Myrtle died violently. I remember that much. This was EXTRA tragic because she thought she was running toward Tom's car and a possible escape from her husband (whose suspicions of her infidelity had driven him to The Bad Place). Instead, she ran right into the path of Gatsby's car, with Daisy at the wheel. Oh, poetic justice . . . you are poetic and just but also kind of a jerk.
I know Daisy was distraught because she had just realized she would have to stay with Tom and actually face the consequences of her choices (and by that I mean her choice to marry Tom . . . she gets away with everything else), but she didn't even stop after she hit Myrtle. And then she let Gatsby take the fall for her by saying HE was driving. And THEN she conspired with Tom to tell Mr. Wilson that it was Gatsby who had been romanticizing Myrtle. So it's HER FAULT Gatsby got shot.
"They were careless people, Tom and Daisy—they smashed up things and creatures and then retreated back into their money or their vast carelessness, or whatever it was that kept them together, and let other people clean up the mess they had made." (p. 179)I wanted to like Daisy (probably because Gatsby did), but she turned out to be just a bored housewife (with no actual homemaking or child-rearing responsibilities). A poor little rich girl. She didn't even have a great reason for giving up on Gatsby and marrying Tom. She was just young and immature and wanted her life to happen without delay. She made her choices and then blamed everyone else for her unhappiness.

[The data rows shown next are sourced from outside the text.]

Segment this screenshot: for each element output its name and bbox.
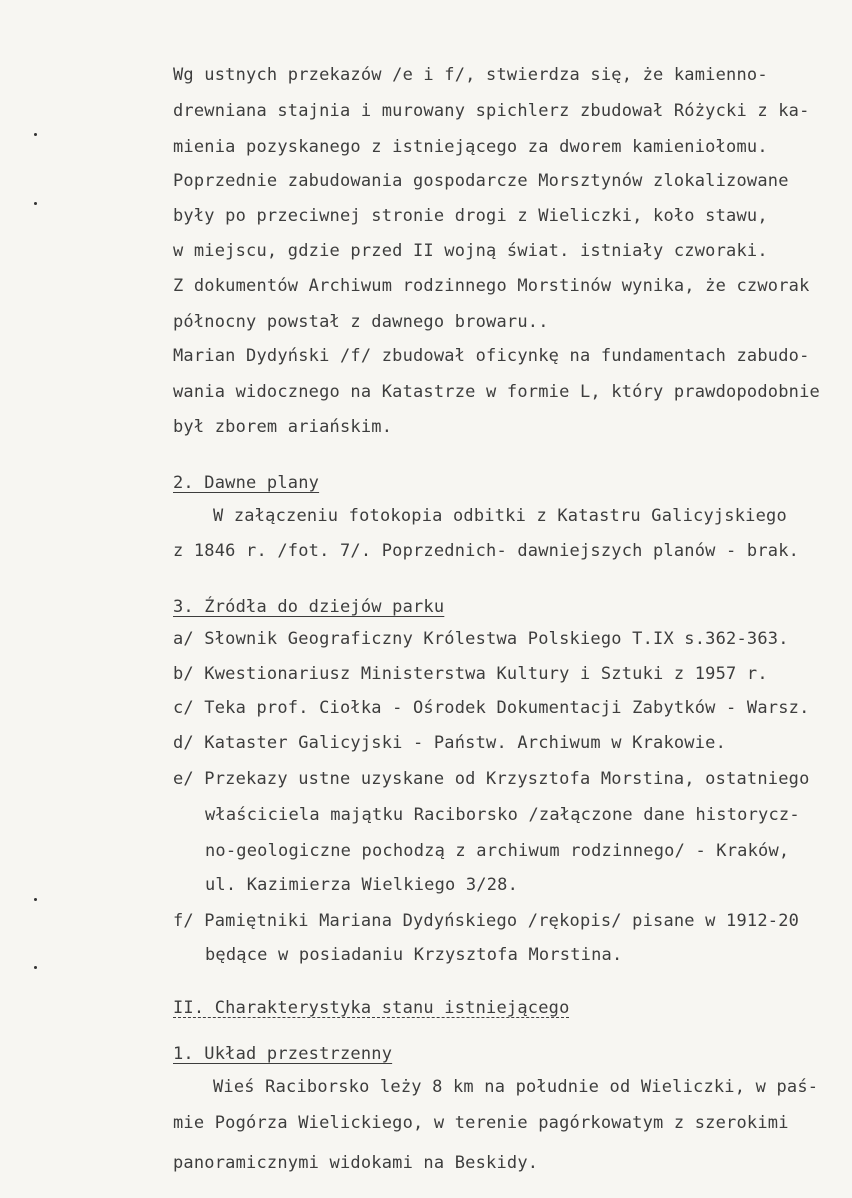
text-line: Marian Dydyński /f/ zbudował oficynkę na fundamentach zabudo- xyxy=(173,346,810,366)
text-line: w miejscu, gdzie przed II wojną świat. istniały czworaki. xyxy=(173,241,768,261)
margin-mark xyxy=(34,202,37,205)
text-line: mie Pogórza Wielickiego, w terenie pagórkowatym z szerokimi xyxy=(173,1113,789,1133)
source-item: f/ Pamiętniki Mariana Dydyńskiego /rękopis/ pisane w 1912-20 xyxy=(173,911,800,931)
source-item-continuation: ul. Kazimierza Wielkiego 3/28. xyxy=(205,875,519,895)
text-line: drewniana stajnia i murowany spichlerz zbudował Różycki z ka- xyxy=(173,101,810,121)
text-line: były po przeciwnej stronie drogi z Wieliczki, koło stawu, xyxy=(173,206,768,226)
text-line: z 1846 r. /fot. 7/. Poprzednich- dawniejszych planów - brak. xyxy=(173,541,800,561)
text-line: północny powstał z dawnego browaru.. xyxy=(173,312,549,332)
source-item-continuation: no-geologiczne pochodzą z archiwum rodzinnego/ - Kraków, xyxy=(205,841,790,861)
text-line: był zborem ariańskim. xyxy=(173,417,393,437)
source-item: c/ Teka prof. Ciołka - Ośrodek Dokumentacji Zabytków - Warsz. xyxy=(173,698,810,718)
text-line: wania widocznego na Katastrze w formie L, który prawdopodobnie xyxy=(173,382,820,402)
section-heading: 2. Dawne plany xyxy=(173,473,320,493)
source-item: d/ Kataster Galicyjski - Państw. Archiwum w Krakowie. xyxy=(173,733,727,753)
text-line: mienia pozyskanego z istniejącego za dworem kamieniołomu. xyxy=(173,137,768,157)
text-line: Poprzednie zabudowania gospodarcze Morsztynów zlokalizowane xyxy=(173,171,789,191)
source-item: b/ Kwestionariusz Ministerstwa Kultury i Sztuki z 1957 r. xyxy=(173,664,768,684)
source-item: a/ Słownik Geograficzny Królestwa Polskiego T.IX s.362-363. xyxy=(173,629,789,649)
section-heading: 3. Źródła do dziejów parku xyxy=(173,597,445,617)
source-item: e/ Przekazy ustne uzyskane od Krzysztofa Morstina, ostatniego xyxy=(173,769,810,789)
section-heading: 1. Układ przestrzenny xyxy=(173,1044,393,1064)
chapter-heading: II. Charakterystyka stanu istniejącego xyxy=(173,998,570,1018)
margin-mark xyxy=(34,898,37,901)
text-line: W załączeniu fotokopia odbitki z Katastru Galicyjskiego xyxy=(213,506,787,526)
source-item-continuation: właściciela majątku Raciborsko /załączone dane historycz- xyxy=(205,805,800,825)
text-line: Wieś Raciborsko leży 8 km na południe od Wieliczki, w paś- xyxy=(213,1077,819,1097)
text-line: Wg ustnych przekazów /e i f/, stwierdza się, że kamienno- xyxy=(173,65,768,85)
margin-mark xyxy=(34,133,37,136)
text-line: Z dokumentów Archiwum rodzinnego Morstinów wynika, że czworak xyxy=(173,276,810,296)
margin-mark xyxy=(34,966,37,969)
source-item-continuation: będące w posiadaniu Krzysztofa Morstina. xyxy=(205,945,623,965)
text-line: panoramicznymi widokami na Beskidy. xyxy=(173,1153,539,1173)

Gatsby was a flawed character, absolutely . . . but I can't help but see him as a victim. A victim first of his poor social standing, then of his hopeless love for Daisy, then of Wolfshiem (who I suspect took advantage of the vulnerable young Gatsby), and, ultimately, of Tom and Daisy's selfishness. He had a foolish need, even at the last, to believe that Daisy never loved another man. But his desperation to believe the best of her finally gave way to harsh reality.
"He must have looked up at an unfamiliar sky through frightening leaves and shivered as he found what a grotesque thing a rose is and how raw the sunlight was upon the scarcely created grass." (p. 161)
"He had come a long way to this blue lawn, and his dream must have seemed so close that he could hardly fail to grasp it. He did not know that it was already behind him, somewhere back in that vast obscurity beyond the city, where the dark fields of the republic rolled on under the night." (p. 180)So, Fitzy, well done I guess. You kind of ruined my day.